Die Freibeträge bei der Körperschaftsteuer, die Grenzen nach der Abgabenordnung usw.

(Jullien, CDU: Es war von Freibeträgen die Rede! Es war nicht von Pauschalen die Rede!)

Eine indirekte Aufforderung zur Steuerumgehung – ich will nicht sagen Steuerhinterziehung – kann es doch auch nicht sein.

(Zuruf des Abg. Schnabel, CDU)

Herr Schnabel, es ist richtig, dass es in den Vereinen immer komplizierter wird und es immer schwerer wird, Menschen für ein Ehrenamt zu gewinnen, weil das alles so kompliziert ist.

(Jullien, CDU: Da sind wir uns einmal einig!)

Deshalb hat Staatsminister Mittler die Regierungsfraktionen immer unterstützt, wenn es darum geht, wie beim 325-Euro-Gesetz, die Komplexität der Sozialversicherung, die neu eingeführt wurde, für die Vereine zu vermindern oder zu beseitigen, weil wir natürlich wissen, dass dies ein Erschwernis war – da gibt es gar keinen Dissens –, um ein Ehrenamt auszuüben.

Das Ehrenamt ist aber natürlich nicht nur in Vergünstigungen zu suchen.

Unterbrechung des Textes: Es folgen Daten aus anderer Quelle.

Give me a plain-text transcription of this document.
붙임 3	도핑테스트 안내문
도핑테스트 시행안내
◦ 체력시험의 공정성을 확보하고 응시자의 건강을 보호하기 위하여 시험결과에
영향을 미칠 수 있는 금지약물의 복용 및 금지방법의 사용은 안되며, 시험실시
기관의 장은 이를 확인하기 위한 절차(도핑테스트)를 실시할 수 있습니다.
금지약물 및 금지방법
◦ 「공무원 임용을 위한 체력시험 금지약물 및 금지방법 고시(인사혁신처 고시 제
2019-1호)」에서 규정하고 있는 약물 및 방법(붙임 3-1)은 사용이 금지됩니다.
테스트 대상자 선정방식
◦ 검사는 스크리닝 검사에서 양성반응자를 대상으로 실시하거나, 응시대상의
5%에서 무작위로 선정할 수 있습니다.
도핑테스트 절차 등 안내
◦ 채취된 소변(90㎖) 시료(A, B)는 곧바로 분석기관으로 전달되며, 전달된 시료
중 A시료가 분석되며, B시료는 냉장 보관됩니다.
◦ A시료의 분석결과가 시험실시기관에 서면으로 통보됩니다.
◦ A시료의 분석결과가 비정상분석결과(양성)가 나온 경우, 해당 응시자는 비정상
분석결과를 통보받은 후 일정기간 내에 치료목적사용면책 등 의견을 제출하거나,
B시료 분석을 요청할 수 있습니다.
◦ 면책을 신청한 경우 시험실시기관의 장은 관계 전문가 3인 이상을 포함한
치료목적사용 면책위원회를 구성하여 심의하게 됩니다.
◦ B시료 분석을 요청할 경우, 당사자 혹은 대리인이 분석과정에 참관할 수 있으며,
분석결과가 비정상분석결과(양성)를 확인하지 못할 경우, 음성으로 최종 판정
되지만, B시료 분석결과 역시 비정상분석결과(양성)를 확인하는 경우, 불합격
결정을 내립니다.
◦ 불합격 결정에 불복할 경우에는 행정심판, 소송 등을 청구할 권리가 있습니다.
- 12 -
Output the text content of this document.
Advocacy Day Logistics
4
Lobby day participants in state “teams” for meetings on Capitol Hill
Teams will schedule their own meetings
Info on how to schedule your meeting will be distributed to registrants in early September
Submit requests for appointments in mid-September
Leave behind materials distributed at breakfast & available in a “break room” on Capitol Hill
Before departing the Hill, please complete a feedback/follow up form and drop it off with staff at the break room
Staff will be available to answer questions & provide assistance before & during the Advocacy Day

Wir müssen auch andere Formen der Anerkennung für das Ehrenamt finden.

Frau Kollegin Thomas, Selbsthilfegruppen sind sehr oft eingetragene Vereine.

(Frau Thomas, BÜNDNIS 90/DIE GRÜNEN: Viele nicht! Sie wissen das!)

Nicht alle, aber sehr viele. Ich gebe Ihnen Recht, dass es auch ehrenamtliches Engagement außerhalb von Vereinen und Institutionen gibt, die keine steuerlichen Anreize bieten. Ich war selbst zehn Jahre im Schulelternbeirat. Da gibt es gar nichts, noch nicht einmal eine Fahrtkostenerstattung. Das ist sicherlich richtig.

Deshalb muss ich auf unseren Antrag Bezug nehmen, der da sehr viel konkreter ist. Das, was die SPD und die FDP in ihrem gemeinsamen Antrag unter Punkt 18 der Tagesordnung fordern, ist konkret und bringt auch den Betroffenen etwas. Ihr Antrag – damit will ich es bewenden lassen –, ist zu allgemein gehalten und bringt nichts. Eine Bundesratsinitiative ist dieser Antrag nicht wert.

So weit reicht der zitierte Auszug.